Governo vai criar grupo de trabalho para estudar desenvolvimento do Aeroporto de Beja

O secretário de Estado das Obras Públicas, Transportes e Comunicações esteve em Beja para esclarecer os autarcas e as “forças […]

O secretário de Estado das Obras Públicas, Transportes e Comunicações esteve em Beja para esclarecer os autarcas e as “forças vivas” da região relativamente a alguns investimentos apontados como estruturantes para o Baixo Alentejo – Aeroporto, IP8, IP2 e Ferrovia.

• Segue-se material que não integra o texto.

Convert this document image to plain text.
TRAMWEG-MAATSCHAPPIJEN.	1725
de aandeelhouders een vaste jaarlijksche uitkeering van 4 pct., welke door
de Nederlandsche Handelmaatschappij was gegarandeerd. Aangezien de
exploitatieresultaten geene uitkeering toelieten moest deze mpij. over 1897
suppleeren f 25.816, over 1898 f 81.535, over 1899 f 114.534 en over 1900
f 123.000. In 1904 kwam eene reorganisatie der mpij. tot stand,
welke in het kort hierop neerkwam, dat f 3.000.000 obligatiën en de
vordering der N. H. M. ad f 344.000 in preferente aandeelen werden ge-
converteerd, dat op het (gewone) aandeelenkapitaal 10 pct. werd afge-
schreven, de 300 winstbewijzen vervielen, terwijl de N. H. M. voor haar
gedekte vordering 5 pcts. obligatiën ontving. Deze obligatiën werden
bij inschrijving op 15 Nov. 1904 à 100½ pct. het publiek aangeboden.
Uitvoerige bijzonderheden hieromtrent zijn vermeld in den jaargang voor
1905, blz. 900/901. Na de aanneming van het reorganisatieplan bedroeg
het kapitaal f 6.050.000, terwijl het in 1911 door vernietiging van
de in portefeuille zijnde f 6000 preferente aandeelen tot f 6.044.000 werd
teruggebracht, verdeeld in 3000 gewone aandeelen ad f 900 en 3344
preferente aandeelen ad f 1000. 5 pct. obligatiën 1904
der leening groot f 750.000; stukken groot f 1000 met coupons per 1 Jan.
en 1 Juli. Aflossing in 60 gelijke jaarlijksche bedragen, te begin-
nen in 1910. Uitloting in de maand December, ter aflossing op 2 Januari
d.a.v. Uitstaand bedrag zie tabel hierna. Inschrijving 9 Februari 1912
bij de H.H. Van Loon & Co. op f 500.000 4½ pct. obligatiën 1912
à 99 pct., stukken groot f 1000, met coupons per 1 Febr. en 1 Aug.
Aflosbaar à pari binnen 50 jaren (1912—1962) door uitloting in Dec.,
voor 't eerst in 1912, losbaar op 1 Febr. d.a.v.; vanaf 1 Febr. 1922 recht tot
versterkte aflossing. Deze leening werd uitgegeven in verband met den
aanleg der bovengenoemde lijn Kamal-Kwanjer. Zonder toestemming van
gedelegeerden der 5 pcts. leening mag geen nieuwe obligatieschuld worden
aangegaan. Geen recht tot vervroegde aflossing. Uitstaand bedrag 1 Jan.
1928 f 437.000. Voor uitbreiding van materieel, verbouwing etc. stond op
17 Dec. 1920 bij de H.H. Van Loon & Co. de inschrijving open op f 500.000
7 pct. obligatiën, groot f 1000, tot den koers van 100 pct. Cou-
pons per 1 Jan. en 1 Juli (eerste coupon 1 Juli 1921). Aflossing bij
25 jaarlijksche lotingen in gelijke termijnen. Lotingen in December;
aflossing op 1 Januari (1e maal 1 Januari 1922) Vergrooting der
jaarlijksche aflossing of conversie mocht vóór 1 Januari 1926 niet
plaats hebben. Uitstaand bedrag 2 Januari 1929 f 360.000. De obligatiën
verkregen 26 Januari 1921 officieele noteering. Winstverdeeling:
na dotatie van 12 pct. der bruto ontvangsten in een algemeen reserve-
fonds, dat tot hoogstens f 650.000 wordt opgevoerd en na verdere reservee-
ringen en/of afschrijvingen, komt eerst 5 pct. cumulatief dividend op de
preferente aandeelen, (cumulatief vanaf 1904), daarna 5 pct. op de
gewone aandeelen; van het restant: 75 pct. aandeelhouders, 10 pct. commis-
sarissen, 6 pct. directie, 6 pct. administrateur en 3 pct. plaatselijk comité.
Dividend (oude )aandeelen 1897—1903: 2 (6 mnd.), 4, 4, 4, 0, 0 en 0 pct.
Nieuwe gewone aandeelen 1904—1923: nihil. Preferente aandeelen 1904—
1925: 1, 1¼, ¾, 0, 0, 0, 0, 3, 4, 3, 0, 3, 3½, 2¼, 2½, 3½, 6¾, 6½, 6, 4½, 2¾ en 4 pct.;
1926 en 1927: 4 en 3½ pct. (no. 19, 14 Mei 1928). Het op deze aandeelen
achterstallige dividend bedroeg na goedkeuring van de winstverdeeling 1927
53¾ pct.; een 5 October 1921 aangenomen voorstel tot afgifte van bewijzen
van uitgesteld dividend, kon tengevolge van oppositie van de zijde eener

O Governo quer, até final do ano, ter criado um grupo de trabalho entre autarcas, agentes económicos e forças políticas para que sejam encontradas “soluções de consenso” que contribuam para o desenvolvimento do Aeroporto de Beja.

O desafio foi lançado pelo secretário de Estado das Obras Públicas, Transportes e Comunicações numa reunião com autarcas, agentes económicos, deputados e Movimentos de Cidadãos.

Sobre o IP8 e IP2, Sérgio Monteiro garantiu que “não existe nenhuma responsabilidade por parte do Estado na suspensão dos trabalhos”. De acordo com o secretário de Estado, os “pequenos apontamentos em termos de suspensão” devem-se à dificuldade no financiamento das empresas concessionárias junto dos bancos, à qual a maioria PSD/CDS se afirma completamente “alheia”.

Ainda em matéria de acessibilidades, Sérgio Monteiro garantiu que o Governo vai executar o projeto de eletrificação da linha férrea Casa Branca – Beja. O executivo PSD/CDS-PP pretende candidatar o investimento a fundos comunitários até 2014. Se não existirem condições financeiras a electrificação será adiada para o próximo Quadro Comunitário que vigorará entre 2014-2020.

No que toca à linha Beja-Funcheira, o Governante esclareceu que o fecho deste troço da ferrovia foi acordado com a troika pelo anterior Governo socialista. Sérgio Monteiro disse que o Estado quer encontrar uma “alternativa rodoviária que compense os utilizadores daquele serviço”.

Os autarcas não saíram satisfeitos desta reunião. Jorge Pulido Valente, presidente da Câmara de Beja, referiu que esta foi uma reunião que deixou os autarcas “preocupados”.

O também presidente da Comunidade Intermunicipal do Baixo Alentejo (CIMBAL) e da Associação de Municípios do Baixo Alentejo e Alentejo Litoral (AMBAAL) mostrou-se receoso com a situação das concessionárias que “não têm dinheiro para continuar a obra” no IP8 e IP2. No que toca à segurança das estradas onde as obras estão suspensas, o secretário de Estado garantiu, segundo Pulido Valente, que o consórcio “Estradas da Planície” irá “retificar a sua sinalização”.

Sobre o Aeroportode Beja,  o Governo é “omisso” no que toca a estratégias para o desenvolvimento desta infraestrutura, apontou o presidente da CIMBAL. Jorge Pulido Valente referiu, ainda assim, que existe “uma grande abertura” da parte do secretário de Estado para que sejam discutidas propostas de desenvolvimento do Aeroporto de Beja.

De acordo com o mesmo responsável as novidades relativamente à ferrovia “são positivas”, uma vez que há um compromisso por parte do Governo de fazer o projeto de eletrificação da linha entre Casa Branca e Beja neste ou no próximo Quadro Comunitário.

Em resposta às críticas expressas pelos autarcas, Sérgio Monteiro referiu que estes “estarão, provavelmente, num registo anterior, onde tudo era possível e o compromisso com a realidade não era a prioridade de atuação do Governo”.